Correspondence should be addressed to Iwona Maruniak-Chudek;

Received 7 April 2017; Accepted 7 June 2017; Published 9 July 2017

Academic Editor: Natacha Turck

Copyright © 2017 Anna Tarko et al. This is an open access article distributed under the Creative Commons Attribution License, which permits unrestricted use, distribution, and reproduction in any medium, provided the original work is properly cited.

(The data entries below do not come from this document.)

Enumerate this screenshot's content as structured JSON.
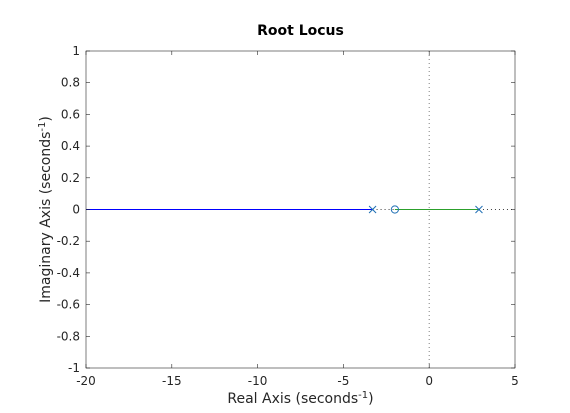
{
  "chart_data": {
    "type": "line",
    "title": "Root Locus",
    "xlabel": {
      "text": "Real Axis (seconds",
      "superscript": "-1",
      "suffix": ")"
    },
    "ylabel": {
      "text": "Imaginary Axis (seconds",
      "superscript": "-1",
      "suffix": ")"
    },
    "xlim": [
      -20,
      5
    ],
    "ylim": [
      -1,
      1
    ],
    "xticks": [
      -20,
      -15,
      -10,
      -5,
      0,
      5
    ],
    "yticks": [
      -1,
      -0.8,
      -0.6,
      -0.4,
      -0.2,
      0,
      0.2,
      0.4,
      0.6,
      0.8,
      1
    ],
    "grid": false,
    "colors": {
      "branch_1": "#0000ff",
      "branch_2": "#2ca02c",
      "axes": "#262626",
      "pole_zero": "#1f6fb4",
      "reference": "#808080"
    },
    "series": [
      {
        "x": [
          -20,
          -3.3
        ],
        "y": [
          0,
          0
        ],
        "color": "#0000ff",
        "style": "solid"
      },
      {
        "x": [
          -2,
          2.9
        ],
        "y": [
          0,
          0
        ],
        "color": "#2ca02c",
        "style": "solid"
      }
    ],
    "asymptote_segments": [
      {
        "x": [
          -3.3,
          -2
        ],
        "y": [
          0,
          0
        ]
      },
      {
        "x": [
          2.9,
          5
        ],
        "y": [
          0,
          0
        ]
      }
    ],
    "poles": [
      {
        "x": -3.3,
        "y": 0
      },
      {
        "x": 2.9,
        "y": 0
      }
    ],
    "zeros": [
      {
        "x": -2,
        "y": 0
      }
    ],
    "reference_lines": {
      "vertical_x": 0,
      "horizontal_y": 0
    }
  }
}
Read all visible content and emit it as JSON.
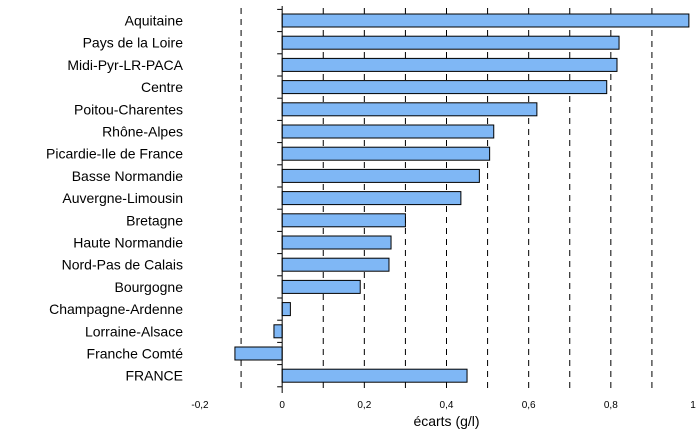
{
  "chart_data": {
    "type": "bar",
    "orientation": "horizontal",
    "categories": [
      "Aquitaine",
      "Pays de la Loire",
      "Midi-Pyr-LR-PACA",
      "Centre",
      "Poitou-Charentes",
      "Rhône-Alpes",
      "Picardie-Ile de France",
      "Basse Normandie",
      "Auvergne-Limousin",
      "Bretagne",
      "Haute Normandie",
      "Nord-Pas de Calais",
      "Bourgogne",
      "Champagne-Ardenne",
      "Lorraine-Alsace",
      "Franche Comté",
      "FRANCE"
    ],
    "values": [
      0.99,
      0.82,
      0.815,
      0.79,
      0.62,
      0.515,
      0.505,
      0.48,
      0.435,
      0.3,
      0.265,
      0.26,
      0.19,
      0.02,
      -0.02,
      -0.115,
      0.45
    ],
    "xlabel": "écarts (g/l)",
    "xlim": [
      -0.2,
      1
    ],
    "xticks": [
      -0.2,
      0,
      0.2,
      0.4,
      0.6,
      0.8,
      1
    ],
    "xtick_labels": [
      "-0,2",
      "0",
      "0,2",
      "0,4",
      "0,6",
      "0,8",
      "1"
    ],
    "gridlines": [
      -0.1,
      0.1,
      0.2,
      0.3,
      0.4,
      0.5,
      0.6,
      0.7,
      0.8,
      0.9
    ],
    "grid": "vertical dashed",
    "bar_color": "#7fb7f5",
    "bar_edge_color": "#000000"
  }
}
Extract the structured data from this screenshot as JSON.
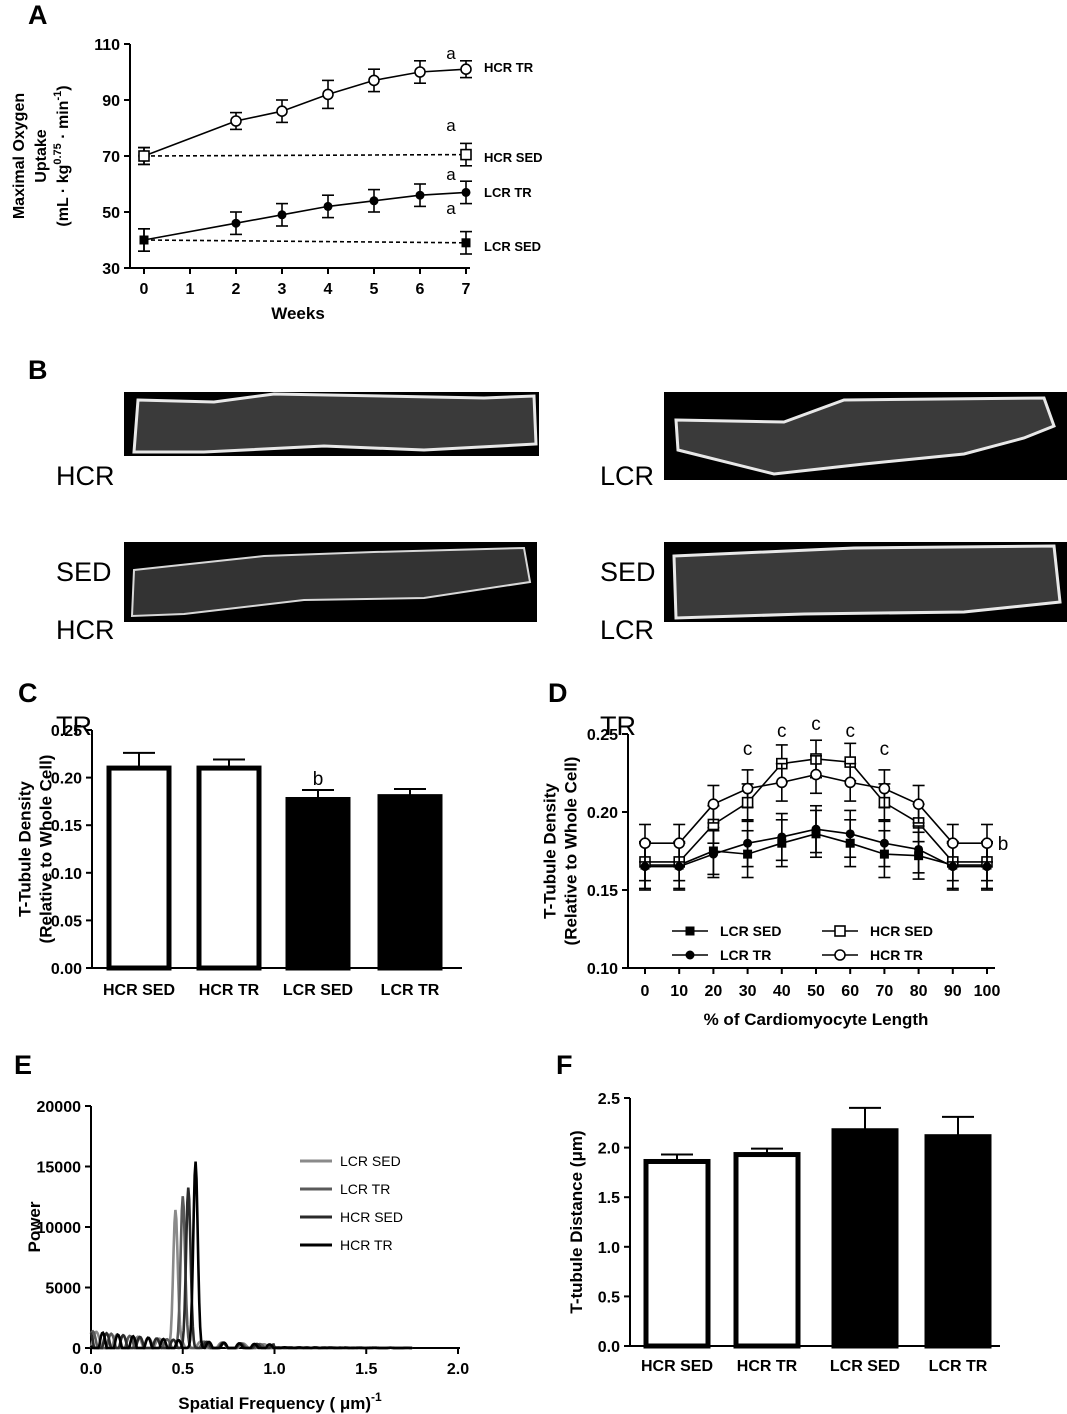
{
  "panels": {
    "A": "A",
    "B": "B",
    "C": "C",
    "D": "D",
    "E": "E",
    "F": "F"
  },
  "cells": {
    "hcr_sed": [
      "HCR",
      "SED"
    ],
    "lcr_sed": [
      "LCR",
      "SED"
    ],
    "hcr_tr": [
      "HCR",
      "TR"
    ],
    "lcr_tr": [
      "LCR",
      "TR"
    ]
  },
  "chart_data": [
    {
      "panel": "A",
      "type": "line",
      "xlabel": "Weeks",
      "ylabel": "Maximal Oxygen Uptake (mL · kg0.75 · min-1)",
      "ylabel_lines": [
        "Maximal Oxygen",
        "Uptake"
      ],
      "ylabel_unit": {
        "prefix": "(mL · kg",
        "sup1": "0.75",
        "mid": " · min",
        "sup2": "-1",
        "suffix": ")"
      },
      "xlim": [
        0,
        7
      ],
      "ylim": [
        30,
        110
      ],
      "xticks": [
        "0",
        "1",
        "2",
        "3",
        "4",
        "5",
        "6",
        "7"
      ],
      "yticks": [
        "30",
        "50",
        "70",
        "90",
        "110"
      ],
      "series": [
        {
          "name": "HCR TR",
          "style": "solid",
          "marker": "open-circle",
          "x": [
            0,
            2,
            3,
            4,
            5,
            6,
            7
          ],
          "y": [
            70,
            82.5,
            86,
            92,
            97,
            100,
            101
          ],
          "err": [
            3,
            3,
            4,
            5,
            4,
            4,
            3
          ]
        },
        {
          "name": "HCR SED",
          "style": "dashed",
          "marker": "open-square",
          "x": [
            0,
            7
          ],
          "y": [
            70,
            70.5
          ],
          "err": [
            3,
            4
          ]
        },
        {
          "name": "LCR TR",
          "style": "solid",
          "marker": "filled-circle",
          "x": [
            0,
            2,
            3,
            4,
            5,
            6,
            7
          ],
          "y": [
            40,
            46,
            49,
            52,
            54,
            56,
            57
          ],
          "err": [
            4,
            4,
            4,
            4,
            4,
            4,
            4
          ]
        },
        {
          "name": "LCR SED",
          "style": "dashed",
          "marker": "filled-square",
          "x": [
            0,
            7
          ],
          "y": [
            40,
            39
          ],
          "err": [
            4,
            4
          ]
        }
      ],
      "annotations": [
        "a",
        "a",
        "a",
        "a"
      ]
    },
    {
      "panel": "C",
      "type": "bar",
      "ylabel": "T-Tubule Density (Relative to Whole Cell)",
      "ylabel_lines": [
        "T-Tubule Density",
        "(Relative to Whole Cell)"
      ],
      "categories": [
        "HCR SED",
        "HCR TR",
        "LCR SED",
        "LCR TR"
      ],
      "values": [
        0.21,
        0.21,
        0.177,
        0.18
      ],
      "errors": [
        0.016,
        0.009,
        0.01,
        0.008
      ],
      "fills": [
        "#ffffff",
        "#ffffff",
        "#000000",
        "#000000"
      ],
      "ylim": [
        0,
        0.25
      ],
      "yticks": [
        "0.00",
        "0.05",
        "0.10",
        "0.15",
        "0.20",
        "0.25"
      ],
      "annotations": [
        "",
        "",
        "b",
        ""
      ]
    },
    {
      "panel": "D",
      "type": "line",
      "xlabel": "% of Cardiomyocyte Length",
      "ylabel": "T-Tubule Density (Relative to Whole Cell)",
      "ylabel_lines": [
        "T-Tubule Density",
        "(Relative to Whole Cell)"
      ],
      "xlim": [
        0,
        100
      ],
      "ylim": [
        0.1,
        0.25
      ],
      "xticks": [
        "0",
        "10",
        "20",
        "30",
        "40",
        "50",
        "60",
        "70",
        "80",
        "90",
        "100"
      ],
      "yticks": [
        "0.10",
        "0.15",
        "0.20",
        "0.25"
      ],
      "x": [
        0,
        10,
        20,
        30,
        40,
        50,
        60,
        70,
        80,
        90,
        100
      ],
      "series": [
        {
          "name": "LCR SED",
          "marker": "filled-square",
          "values": [
            0.166,
            0.166,
            0.175,
            0.173,
            0.18,
            0.186,
            0.18,
            0.173,
            0.172,
            0.166,
            0.166
          ],
          "err": [
            0.015,
            0.015,
            0.015,
            0.015,
            0.015,
            0.015,
            0.015,
            0.015,
            0.015,
            0.015,
            0.015
          ]
        },
        {
          "name": "HCR SED",
          "marker": "open-square",
          "values": [
            0.168,
            0.168,
            0.192,
            0.206,
            0.231,
            0.234,
            0.232,
            0.206,
            0.193,
            0.168,
            0.168
          ],
          "err": [
            0.012,
            0.012,
            0.012,
            0.012,
            0.012,
            0.012,
            0.012,
            0.012,
            0.012,
            0.012,
            0.012
          ]
        },
        {
          "name": "LCR TR",
          "marker": "filled-circle",
          "values": [
            0.165,
            0.165,
            0.173,
            0.18,
            0.184,
            0.189,
            0.186,
            0.18,
            0.176,
            0.165,
            0.165
          ],
          "err": [
            0.015,
            0.015,
            0.015,
            0.015,
            0.015,
            0.015,
            0.015,
            0.015,
            0.015,
            0.015,
            0.015
          ]
        },
        {
          "name": "HCR TR",
          "marker": "open-circle",
          "values": [
            0.18,
            0.18,
            0.205,
            0.215,
            0.219,
            0.224,
            0.219,
            0.215,
            0.205,
            0.18,
            0.18
          ],
          "err": [
            0.012,
            0.012,
            0.012,
            0.012,
            0.012,
            0.012,
            0.012,
            0.012,
            0.012,
            0.012,
            0.012
          ]
        }
      ],
      "annotations": {
        "c_at_x": [
          30,
          40,
          50,
          60,
          70
        ],
        "c_label": "c",
        "b_label": "b"
      }
    },
    {
      "panel": "E",
      "type": "line",
      "xlabel": "Spatial Frequency ( μm)-1",
      "xlabel_parts": {
        "main": "Spatial Frequency ( ",
        "mu": "μ",
        "unit": "m)",
        "sup": "-1"
      },
      "ylabel": "Power",
      "xlim": [
        0,
        2.0
      ],
      "ylim": [
        0,
        20000
      ],
      "xticks": [
        "0.0",
        "0.5",
        "1.0",
        "1.5",
        "2.0"
      ],
      "yticks": [
        "0",
        "5000",
        "10000",
        "15000",
        "20000"
      ],
      "series": [
        {
          "name": "LCR SED",
          "color": "#8a8a8a",
          "peak_x": 0.46,
          "peak_y": 11300
        },
        {
          "name": "LCR TR",
          "color": "#5a5a5a",
          "peak_x": 0.5,
          "peak_y": 12200
        },
        {
          "name": "HCR SED",
          "color": "#2a2a2a",
          "peak_x": 0.53,
          "peak_y": 12800
        },
        {
          "name": "HCR TR",
          "color": "#000000",
          "peak_x": 0.57,
          "peak_y": 15000
        }
      ]
    },
    {
      "panel": "F",
      "type": "bar",
      "ylabel": "T-tubule Distance (μm)",
      "categories": [
        "HCR SED",
        "HCR TR",
        "LCR SED",
        "LCR TR"
      ],
      "values": [
        1.86,
        1.93,
        2.17,
        2.11
      ],
      "errors": [
        0.07,
        0.06,
        0.23,
        0.2
      ],
      "fills": [
        "#ffffff",
        "#ffffff",
        "#000000",
        "#000000"
      ],
      "ylim": [
        0,
        2.5
      ],
      "yticks": [
        "0.0",
        "0.5",
        "1.0",
        "1.5",
        "2.0",
        "2.5"
      ]
    }
  ]
}
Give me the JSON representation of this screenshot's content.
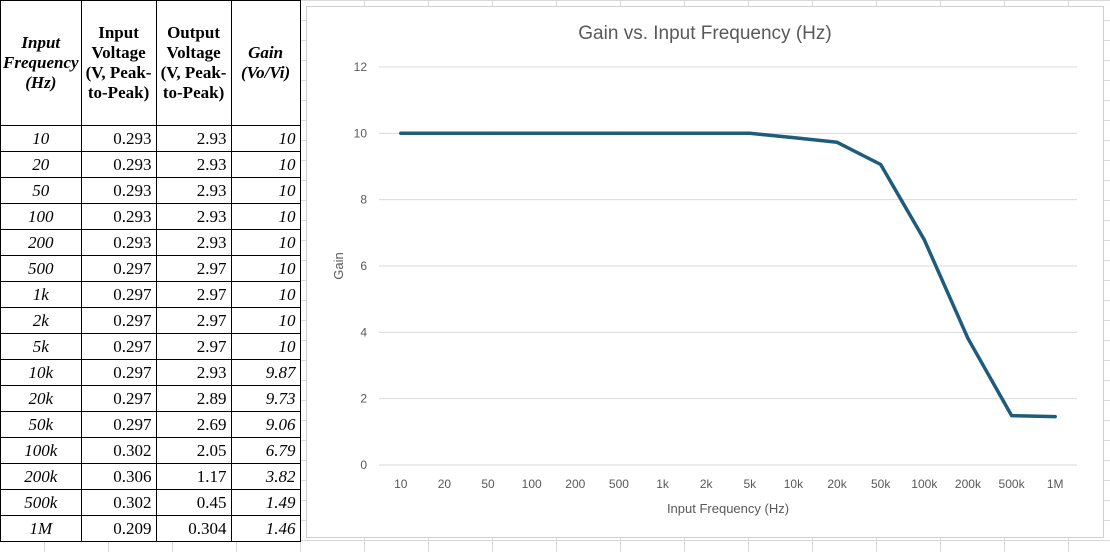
{
  "table": {
    "headers": {
      "freq": "Input Frequency (Hz)",
      "vin": "Input Voltage (V, Peak-to-Peak)",
      "vout": "Output Voltage (V, Peak-to-Peak)",
      "gain": "Gain (Vo/Vi)"
    },
    "rows": [
      {
        "freq": "10",
        "vin": "0.293",
        "vout": "2.93",
        "gain": "10"
      },
      {
        "freq": "20",
        "vin": "0.293",
        "vout": "2.93",
        "gain": "10"
      },
      {
        "freq": "50",
        "vin": "0.293",
        "vout": "2.93",
        "gain": "10"
      },
      {
        "freq": "100",
        "vin": "0.293",
        "vout": "2.93",
        "gain": "10"
      },
      {
        "freq": "200",
        "vin": "0.293",
        "vout": "2.93",
        "gain": "10"
      },
      {
        "freq": "500",
        "vin": "0.297",
        "vout": "2.97",
        "gain": "10"
      },
      {
        "freq": "1k",
        "vin": "0.297",
        "vout": "2.97",
        "gain": "10"
      },
      {
        "freq": "2k",
        "vin": "0.297",
        "vout": "2.97",
        "gain": "10"
      },
      {
        "freq": "5k",
        "vin": "0.297",
        "vout": "2.97",
        "gain": "10"
      },
      {
        "freq": "10k",
        "vin": "0.297",
        "vout": "2.93",
        "gain": "9.87"
      },
      {
        "freq": "20k",
        "vin": "0.297",
        "vout": "2.89",
        "gain": "9.73"
      },
      {
        "freq": "50k",
        "vin": "0.297",
        "vout": "2.69",
        "gain": "9.06"
      },
      {
        "freq": "100k",
        "vin": "0.302",
        "vout": "2.05",
        "gain": "6.79"
      },
      {
        "freq": "200k",
        "vin": "0.306",
        "vout": "1.17",
        "gain": "3.82"
      },
      {
        "freq": "500k",
        "vin": "0.302",
        "vout": "0.45",
        "gain": "1.49"
      },
      {
        "freq": "1M",
        "vin": "0.209",
        "vout": "0.304",
        "gain": "1.46"
      }
    ]
  },
  "chart_data": {
    "type": "line",
    "title": "Gain vs. Input Frequency (Hz)",
    "xlabel": "Input Frequency (Hz)",
    "ylabel": "Gain",
    "categories": [
      "10",
      "20",
      "50",
      "100",
      "200",
      "500",
      "1k",
      "2k",
      "5k",
      "10k",
      "20k",
      "50k",
      "100k",
      "200k",
      "500k",
      "1M"
    ],
    "series": [
      {
        "values": [
          10,
          10,
          10,
          10,
          10,
          10,
          10,
          10,
          10,
          9.87,
          9.73,
          9.06,
          6.79,
          3.82,
          1.49,
          1.46
        ]
      }
    ],
    "ylim": [
      0,
      12
    ],
    "yticks": [
      0,
      2,
      4,
      6,
      8,
      10,
      12
    ],
    "grid": true,
    "legend": "none",
    "line_color": "#1F5C7A"
  }
}
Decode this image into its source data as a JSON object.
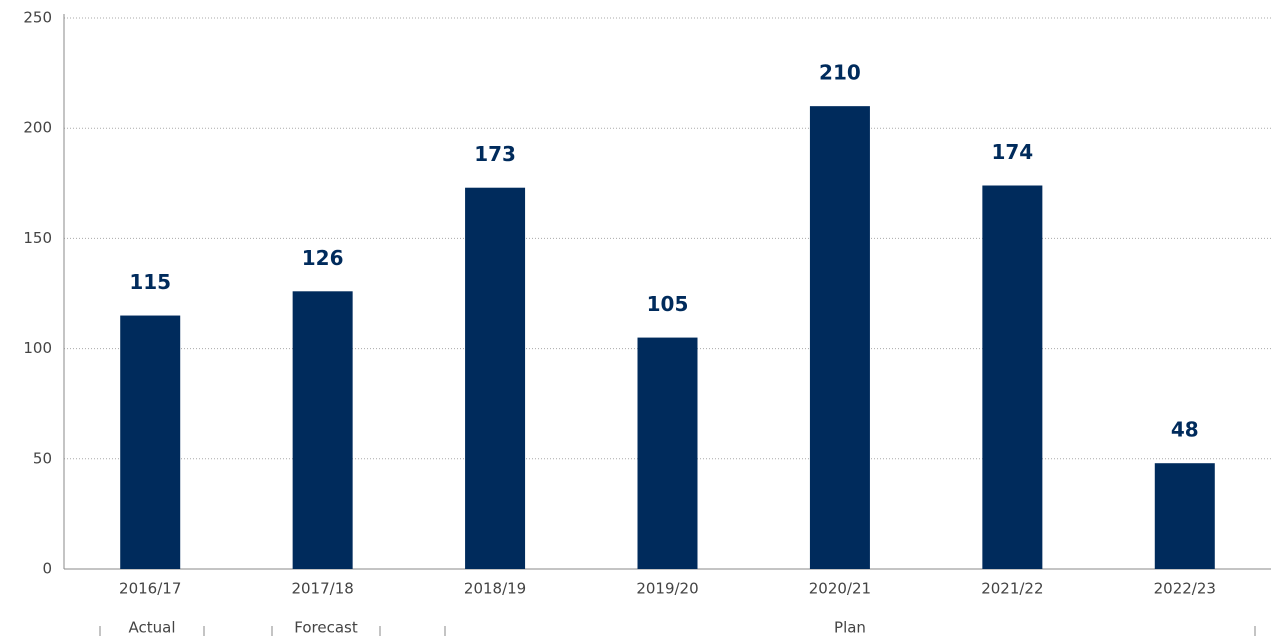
{
  "chart_data": {
    "type": "bar",
    "categories": [
      "2016/17",
      "2017/18",
      "2018/19",
      "2019/20",
      "2020/21",
      "2021/22",
      "2022/23"
    ],
    "values": [
      115,
      126,
      173,
      105,
      210,
      174,
      48
    ],
    "color": "#002b5c",
    "ylim": [
      0,
      250
    ],
    "yticks": [
      0,
      50,
      100,
      150,
      200,
      250
    ],
    "grid": true,
    "groups": [
      "Actual",
      "Forecast",
      "Plan"
    ]
  }
}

Introduction. Zonulin (ZO), a new diagnostic biomarker of intestinal permeability, was tested in newborns presenting symptoms of infection and/or inflammation of the gut or being at risk of intestinal pathology. Material and Methods. Serum ZO was assessed in 81 newborns diagnosed with sepsis, necrotizing enterocolitis (NEC), rotavirus infection, and gastroschisis, also in extremely low gestational age babies, and in controls (healthy newborns). ZO concentration was compared to C-reactive protein (CRP) and procalcitonin (PCT) values, leucocyte and platelet count, basic demographic data, and the value of the Neonatal Therapeutic Intervention Scoring System (NTISS). Results. Median values of ZO were markedly higher in groups with rotavirus infection and gastroschisis (36.0 (1-3Q: 26.0–43.2) and 20.3 (1-3Q: 17.7–28.2) ng/ml, resp.) versus controls (3.5 (1-3Q: 2.7–4.8) ng/ml). Its concentration in the NEC group was twice as high as in controls but did not reach statistical significance. ZO levels were not related to NTISS, CRP, and PCT. Conclusions. Zonulin is a promising biomarker of intestinal condition, markedly elevated in rotavirus infections. Its role in defining the severity of necrotizing enterocolitis and the risk for perforation is not well described and needs further evaluation. An increase in zonulin may not be parallel to the release of inflammatory markers, and low CRP should not exclude an injury to neonatal intestine.